If I hadn't used it myself I might not believe it exists. It sounds too much like the sort of overly general and fancifully articulate computer program that AI researchers have been promising, but never actually making, since the dawn of their endeavor.
But I know it's real -- it hums along most of the time in a small, cluttered office on the third floor of Angell Hall at the University of Michigan -- and for those who take advantage it may deliver exactly what they came to college to find: an attentive sounding board whose feedback, backed by daunting erudition but anchored, always, to the student's own words, shows the way to crisper, richer, more reticulated thought.
* * *
At certain moments on certain lazy Sunday afternoons, I'll watch a professional tennis player do something to a tennis ball that I didn't believe a person could do to a thing, and I'll wonder whether maybe world-class athletes are better at athletics than the rest of us will ever be at anything else.

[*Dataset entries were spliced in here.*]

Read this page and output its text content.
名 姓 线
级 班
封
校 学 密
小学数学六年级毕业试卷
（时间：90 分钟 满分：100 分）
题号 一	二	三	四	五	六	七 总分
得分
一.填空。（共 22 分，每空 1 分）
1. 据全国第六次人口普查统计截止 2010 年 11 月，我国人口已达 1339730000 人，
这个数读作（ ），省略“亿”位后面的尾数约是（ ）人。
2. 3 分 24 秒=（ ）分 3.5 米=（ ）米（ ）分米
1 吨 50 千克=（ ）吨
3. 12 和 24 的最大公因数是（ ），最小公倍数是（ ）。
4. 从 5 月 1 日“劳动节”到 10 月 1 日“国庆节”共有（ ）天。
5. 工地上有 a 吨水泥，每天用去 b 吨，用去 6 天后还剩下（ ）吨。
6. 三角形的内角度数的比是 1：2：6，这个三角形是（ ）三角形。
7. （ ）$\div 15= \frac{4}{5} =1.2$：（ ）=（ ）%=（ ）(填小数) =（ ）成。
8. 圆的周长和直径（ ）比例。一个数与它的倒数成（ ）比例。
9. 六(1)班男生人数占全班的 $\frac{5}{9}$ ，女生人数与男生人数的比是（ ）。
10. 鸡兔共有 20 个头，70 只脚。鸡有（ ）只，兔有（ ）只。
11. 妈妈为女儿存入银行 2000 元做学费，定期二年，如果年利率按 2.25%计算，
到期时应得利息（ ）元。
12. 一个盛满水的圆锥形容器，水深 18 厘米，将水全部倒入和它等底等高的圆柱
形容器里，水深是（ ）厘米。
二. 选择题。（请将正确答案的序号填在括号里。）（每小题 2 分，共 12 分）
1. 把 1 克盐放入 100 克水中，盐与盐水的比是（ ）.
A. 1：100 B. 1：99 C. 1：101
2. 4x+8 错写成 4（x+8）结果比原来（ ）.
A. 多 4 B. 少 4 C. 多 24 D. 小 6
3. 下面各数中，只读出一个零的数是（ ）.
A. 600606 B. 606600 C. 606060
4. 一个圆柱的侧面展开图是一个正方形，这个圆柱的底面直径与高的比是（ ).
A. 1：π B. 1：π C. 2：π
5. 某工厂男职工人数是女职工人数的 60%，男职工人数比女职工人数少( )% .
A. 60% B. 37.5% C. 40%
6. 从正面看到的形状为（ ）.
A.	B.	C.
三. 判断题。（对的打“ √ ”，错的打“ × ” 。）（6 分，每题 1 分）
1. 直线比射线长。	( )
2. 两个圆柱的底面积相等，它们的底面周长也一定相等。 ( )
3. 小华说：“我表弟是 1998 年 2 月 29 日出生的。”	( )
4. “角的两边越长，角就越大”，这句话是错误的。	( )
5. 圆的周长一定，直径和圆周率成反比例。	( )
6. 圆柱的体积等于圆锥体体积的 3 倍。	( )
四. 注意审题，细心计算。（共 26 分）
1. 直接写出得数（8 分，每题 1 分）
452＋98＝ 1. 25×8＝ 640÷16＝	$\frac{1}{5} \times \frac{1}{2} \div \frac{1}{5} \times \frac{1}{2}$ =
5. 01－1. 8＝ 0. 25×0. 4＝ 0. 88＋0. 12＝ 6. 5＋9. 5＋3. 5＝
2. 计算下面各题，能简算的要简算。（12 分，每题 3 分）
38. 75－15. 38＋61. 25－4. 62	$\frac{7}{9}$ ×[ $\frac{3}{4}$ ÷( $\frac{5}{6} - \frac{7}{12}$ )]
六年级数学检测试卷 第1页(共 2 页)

My thinking in those moments runs something like this. I've read that paper by K. Anders Ericsson, the paper that Malcolm Gladwell made famous in Outliers, that touts "the role of deliberate practice in the acquisition of expert performance." Ericsson argues that to become an expert at something you have to log about 10,000 hours of practice, but not just any practice -- a kind of practice that includes an "active search for methods to improve performance," immediate informative feedback, structure, supervision from an expert, and "close attention to every detail of performance 'each one done correctly, time and again, until excellence in every detail becomes a firmly ingrained habit.'"
I wonder: if Ericsson is right, does that mean that activities especially vulnerable to deliberate practice -- activities like sports -- have especially "climbable" learning curves? That those who devote themselves to the deliberately practicable, as opposed to the not, will master their work faster and more completely?
The idea scares me. I worry that I've chosen vocations -- programming, writing -- that can't be conquered. What's the equivalent, for a writer, of playing tennis with a broom handle instead of a racquet (as a way of learning how to really "see" the ball and hit it solid)? Trying not to use the letter "a"? Is there some academy where young wannabe Gladwells are fed four hundred transitive verbs, then four hundred intransitives, and asked to return each one with a smooth, driving sentence?
* * *
I had hoped I might find something of that sort at college. But of course professors don't train writers the way coaches train athletes. Instead they do it obliquely, one paper, one small barrage of comments at a time.
The whole process is rather clumsy. In a typical semester-long university English class there might be three opportunities to showcase your writing, each one a standard one-to-three-thousand-word expository essay, each one born, for the most part, in a few miserable halfday blasts.